4.2. Mixed Parameter Case Analysis

According to the single parameter study of the SAG mill in Section 3.1, the optimal fracture interval of the mill speed ratio, mill fill level ratio, and steel ball ratio is obtained. The basic case of SAG mill mixed parameter research is composed of the optimal fracture interval of a single parameter. The detailed parameter settings are shown in

Table 5. Mixed parameter experimental design.

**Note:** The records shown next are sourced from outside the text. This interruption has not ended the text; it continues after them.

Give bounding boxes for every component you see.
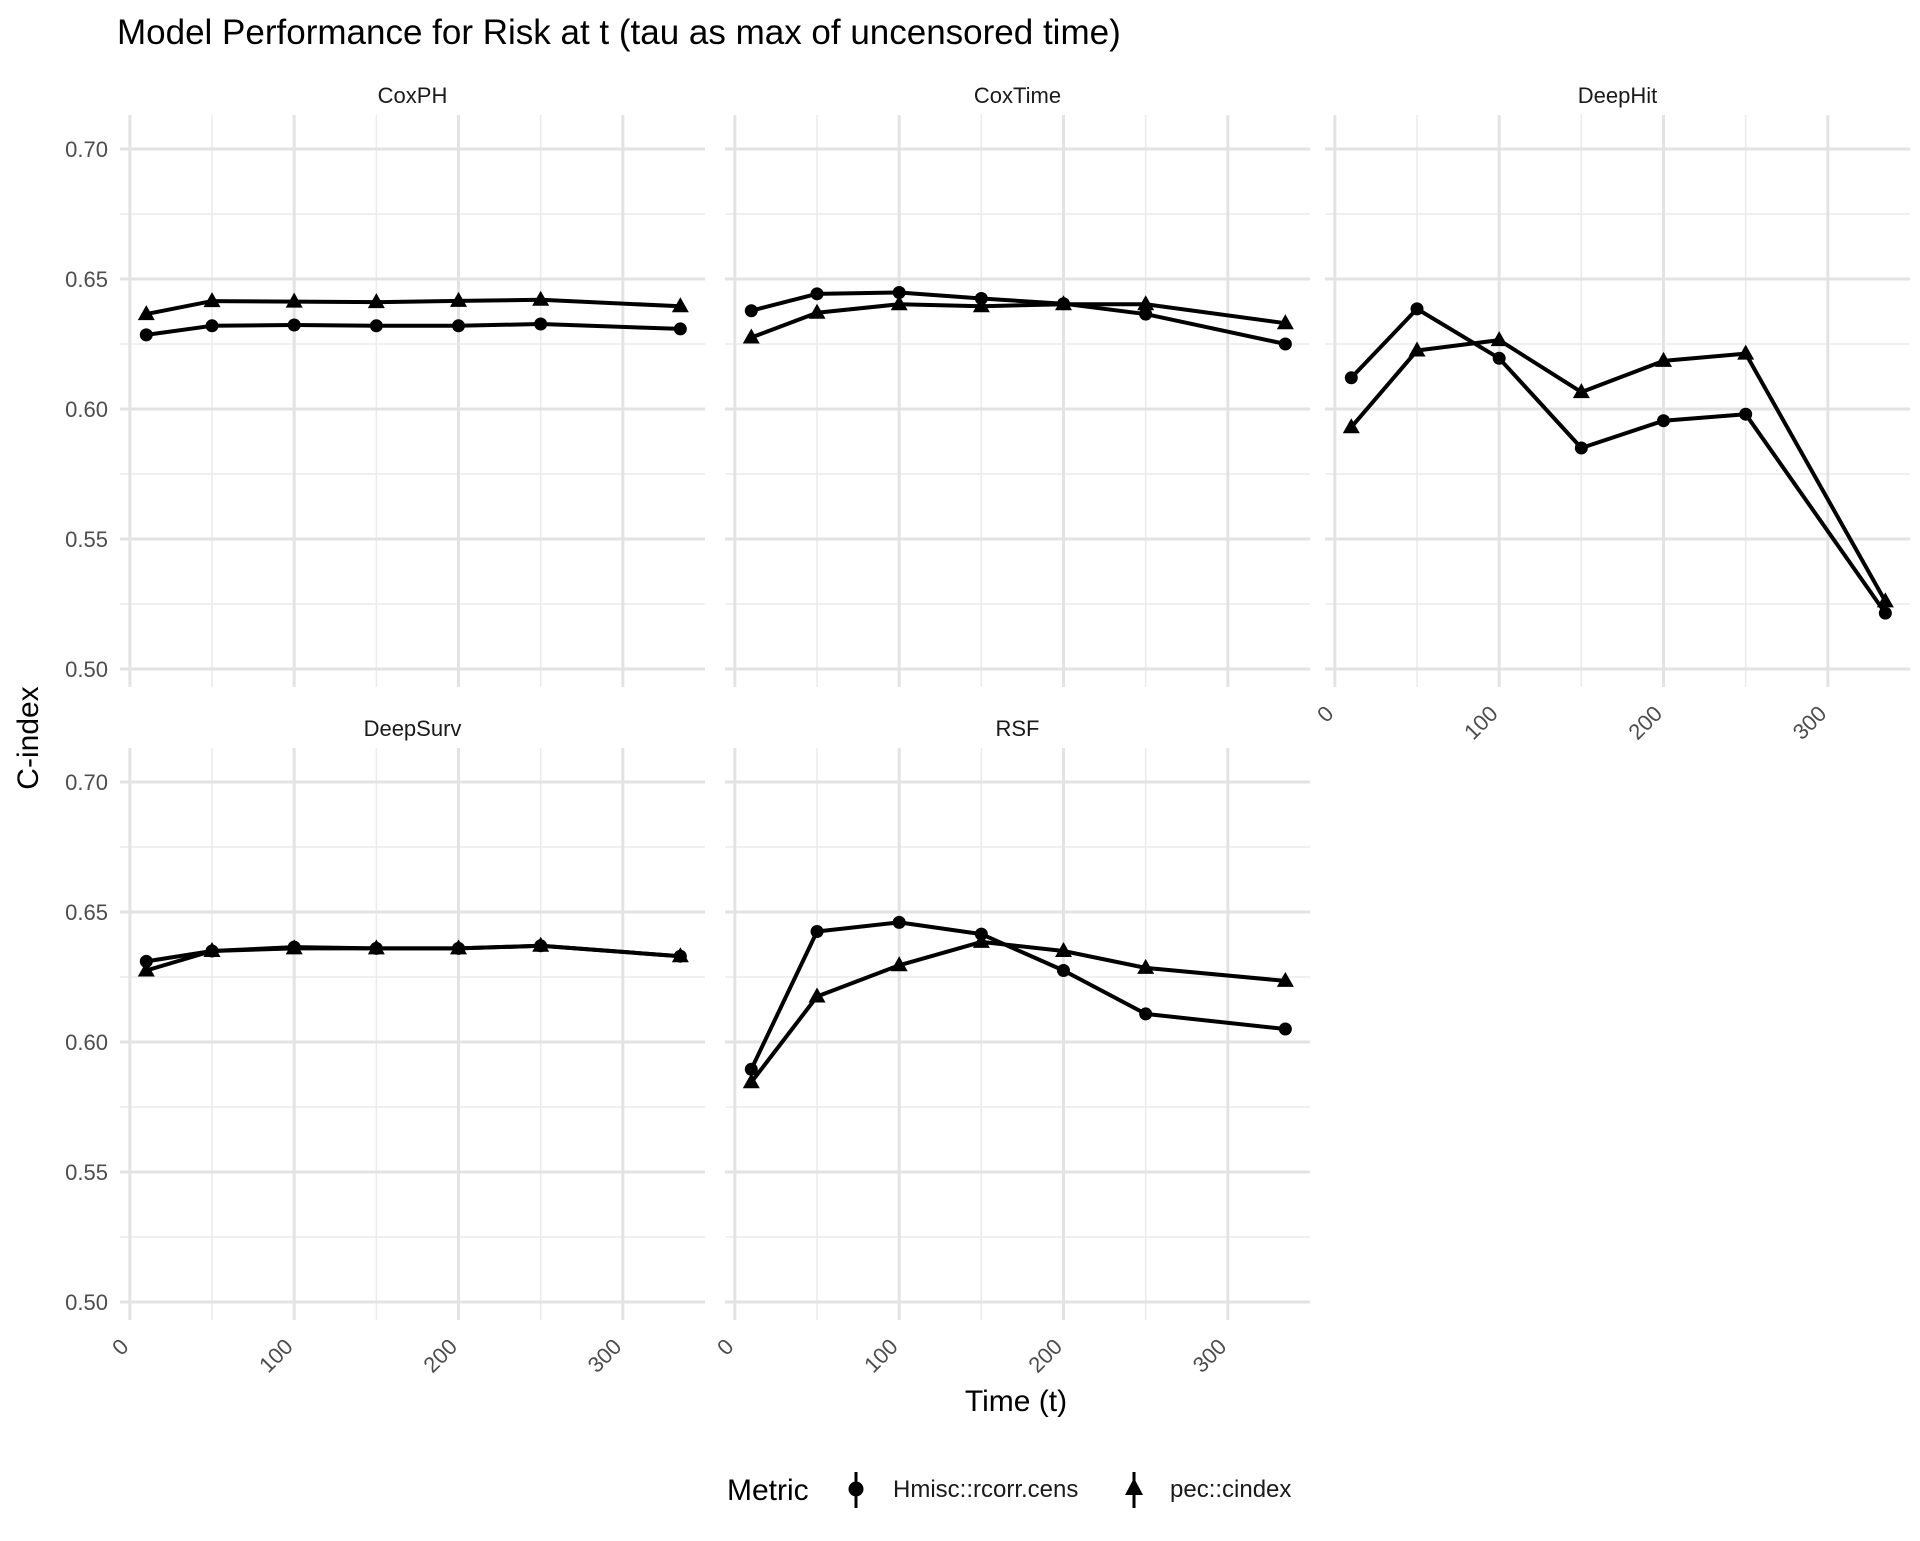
legend-title: Metric bbox=[727, 1474, 809, 1507]
y-tick-label: 0.70 bbox=[65, 137, 108, 162]
point-deepsurv-pec bbox=[137, 961, 155, 977]
legend-key-hmisc-marker bbox=[848, 1481, 864, 1497]
point-coxtime-hmisc bbox=[744, 304, 758, 318]
strip-label-coxtime: CoxTime bbox=[974, 83, 1061, 108]
point-deephit-pec bbox=[1876, 592, 1894, 608]
point-deephit-hmisc bbox=[1878, 606, 1892, 620]
point-deephit-pec bbox=[1572, 383, 1590, 399]
point-rsf-hmisc bbox=[810, 925, 824, 938]
point-deephit-pec bbox=[1655, 351, 1673, 367]
strip-label-deephit: DeepHit bbox=[1578, 83, 1657, 108]
strip-label-rsf: RSF bbox=[996, 716, 1040, 741]
point-deephit-hmisc bbox=[1410, 302, 1424, 316]
point-coxtime-pec bbox=[972, 297, 990, 313]
point-coxph-hmisc bbox=[673, 322, 687, 336]
point-coxtime-pec bbox=[1276, 314, 1294, 330]
point-deepsurv-hmisc bbox=[139, 954, 153, 968]
point-deephit-pec bbox=[1408, 341, 1426, 357]
point-deephit-hmisc bbox=[1492, 351, 1506, 365]
point-coxtime-pec bbox=[1137, 295, 1155, 311]
point-coxtime-hmisc bbox=[810, 287, 824, 301]
point-coxtime-pec bbox=[890, 295, 908, 311]
y-tick-label: 0.70 bbox=[65, 770, 108, 795]
y-tick-label: 0.60 bbox=[65, 397, 108, 422]
point-rsf-pec bbox=[808, 987, 826, 1003]
y-axis-label: C-index bbox=[12, 686, 45, 789]
point-coxph-hmisc bbox=[534, 317, 548, 331]
point-deephit-hmisc bbox=[1344, 371, 1358, 385]
point-rsf-pec bbox=[972, 932, 990, 948]
point-deephit-pec bbox=[1737, 344, 1755, 360]
point-coxph-pec bbox=[203, 292, 221, 308]
point-rsf-pec bbox=[1055, 942, 1073, 957]
point-rsf-hmisc bbox=[744, 1062, 758, 1076]
y-tick-label: 0.60 bbox=[65, 1030, 108, 1055]
point-deepsurv-pec bbox=[367, 939, 385, 955]
point-coxph-pec bbox=[285, 292, 303, 308]
point-deephit-hmisc bbox=[1739, 407, 1753, 421]
point-deepsurv-pec bbox=[285, 939, 303, 955]
point-deepsurv-pec bbox=[532, 936, 550, 952]
point-coxtime-pec bbox=[1055, 295, 1073, 311]
point-coxph-pec bbox=[671, 297, 689, 313]
point-deephit-hmisc bbox=[1574, 441, 1588, 455]
point-coxtime-hmisc bbox=[892, 286, 906, 300]
point-rsf-pec bbox=[1137, 958, 1155, 974]
point-rsf-hmisc bbox=[1057, 964, 1071, 977]
y-tick-label: 0.65 bbox=[65, 267, 108, 292]
legend-label-pec: pec::cindex bbox=[1170, 1476, 1291, 1503]
point-coxtime-hmisc bbox=[1139, 307, 1153, 321]
y-tick-label: 0.55 bbox=[65, 527, 108, 552]
panel-coxtime: CoxTime bbox=[725, 83, 1310, 687]
strip-label-deepsurv: DeepSurv bbox=[364, 716, 462, 741]
point-deepsurv-pec bbox=[671, 947, 689, 963]
y-tick-label: 0.65 bbox=[65, 900, 108, 925]
chart-title: Model Performance for Risk at t (tau as … bbox=[117, 13, 1121, 52]
point-rsf-hmisc bbox=[1139, 1007, 1153, 1021]
point-coxph-pec bbox=[137, 305, 155, 321]
y-tick-label: 0.50 bbox=[65, 1290, 108, 1315]
point-rsf-hmisc bbox=[892, 915, 906, 929]
point-coxph-pec bbox=[450, 291, 468, 307]
strip-label-coxph: CoxPH bbox=[378, 83, 448, 108]
y-tick-label: 0.55 bbox=[65, 1160, 108, 1185]
point-deepsurv-pec bbox=[203, 942, 221, 957]
y-tick-label: 0.50 bbox=[65, 657, 108, 682]
point-rsf-pec bbox=[1276, 971, 1294, 987]
point-coxph-pec bbox=[532, 290, 550, 306]
legend-key-pec-marker bbox=[1125, 1478, 1143, 1495]
x-axis-label: Time (t) bbox=[965, 1385, 1067, 1418]
point-deephit-pec bbox=[1342, 418, 1360, 434]
point-deepsurv-pec bbox=[450, 939, 468, 955]
point-coxtime-pec bbox=[742, 328, 760, 344]
legend: Metric Hmisc::rcorr.cens pec::cindex bbox=[727, 1472, 1291, 1508]
point-rsf-pec bbox=[742, 1073, 760, 1089]
point-coxph-hmisc bbox=[452, 319, 466, 333]
legend-key-hmisc bbox=[848, 1472, 864, 1508]
point-rsf-hmisc bbox=[1278, 1022, 1292, 1036]
point-coxph-hmisc bbox=[369, 319, 383, 333]
legend-key-pec bbox=[1125, 1472, 1143, 1508]
point-coxph-hmisc bbox=[205, 319, 219, 333]
point-coxph-hmisc bbox=[139, 328, 153, 342]
point-coxtime-hmisc bbox=[1278, 337, 1292, 351]
point-rsf-pec bbox=[890, 956, 908, 972]
point-deephit-hmisc bbox=[1657, 414, 1671, 428]
legend-label-hmisc: Hmisc::rcorr.cens bbox=[893, 1476, 1078, 1503]
point-deephit-pec bbox=[1490, 331, 1508, 347]
point-coxtime-pec bbox=[808, 303, 826, 319]
point-coxph-pec bbox=[367, 293, 385, 309]
point-coxph-hmisc bbox=[287, 318, 301, 332]
panel-coxph: CoxPH 0.50 0.55 0.60 0.65 0.70 bbox=[65, 83, 705, 687]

Case	Mill Speed Ratio (%)	Fill Level Ratio (%)	Steel Ball Ratio (%)
0	80%	15%	10%
1	75%	15%	10%
2	85%	15%	10%
3	80%	10%	10%
4	80%	20%	10%
5	80%	15%	6%
6	80%	15%	14%

.

The fracture effect of mixed parameters is shown in Figure 8. The first three groups with excellent fracture effects are as follows: First, case 6 (the mill speed ratio is 80%, the fill level ratio is 15%, and the steel ball ratio is 14%), the qualified rock quality is 18.3 kg, and the fracture performance is the best; second, case 0 (the mill speed ratio is 80%, the fill level ratio is 15%, and the steel ball ratio is 14%), the qualified rock quality after fracture is 17.5 kg; and finally, case 1 (the mill speed ratio is 75%, the fill level ratio is 15%, and the steel ball ratio is 10%), the qualified rock quality after fracture is 15.4 kg. In this paper, the optimal fracture parameters of the SAG mill are 80% rotation rate, 15% fill level ratio, and 14% steel ball ratio, and through subsequent simulation experiments, the steel ball ratio of the mill depends greatly on the simulation time, as the simulation time increases, the steel ball ratio will gradually decrease and reach the optimal value.

Different operating parameters are one of the main influences that affect mill power. We measure the power of the mill at each moment by extracting the mill torque under different parameters, and then use the average power within the simulation time as the mill power. The power change at different speeds and fill level ratio is shown in the Figure 9.

As shown in Figure 9, the power of the best fracture case 6 is about 70 kW, and the power of the complete SAG mill is about 700 kW, which verifies the energy consumed by the mill is huge, and optimizing the parameters to reduce energy consumption is of great significance. According to multiple sets of case data, the power of the SAG mill does not increase with the increase of the speed of the mill, but when the speed reaches a certain value (about 85% of the critical speed), the power does not increase, but instead there is a decreasing trend. At the same time, when the fill level ratio reaches about 15%, the overall fracture effect of the mill is the best. Continue to increase the fill level ratio will affect the movement of the material inside the mill, not only reducing the fracture effect but also increasing the power of the mill.

5. Conclusions

In this paper, a SAG mill with a size of $\varnothing$5250 × 500 mm is taken as the research object. On the basis of three working parameter directions, i.e., mill speed ratio, fill level ratio, and steel ball ratio, the motion state, fracture effect, particle size distribution, mill power, and other parameters are studied. The main conclusions are as follows:

1. The working performance of the mill is affected by multiple parameters. In the $\varnothing$5250 × 500 mm model, the mill fracture effect is best under the conditions of 80% critical mill speed, 15% fill level, and 14% steel ball ratio.

2. During the working process of the mill, the mill speed is crucial to the breakage effect, followed by the fill level ratio, then the steel ball ratio depends on the simulation time (mill actual working time).

3. The SAG mill power does not increase with an increase in the mill speed ratio, but when the speed reaches about 85% of the critical mill speed, the power decreases and the mill power increases again, while the speed continues to increase.

The best fracture effect case, obtained in this paper, provides a reference for an actual mill that is similar to the research model; it is necessary to consider the working time of the mill when selecting the steel ball ratio. However, there are still some challenges that need to be solved. This paper only analyzes and simulates the standard spherical rock particles rather than the actual shape of the rock, and the porosity between the particles is slightly different from the actual porosity. We hope to deepen and solve this challenge in future research.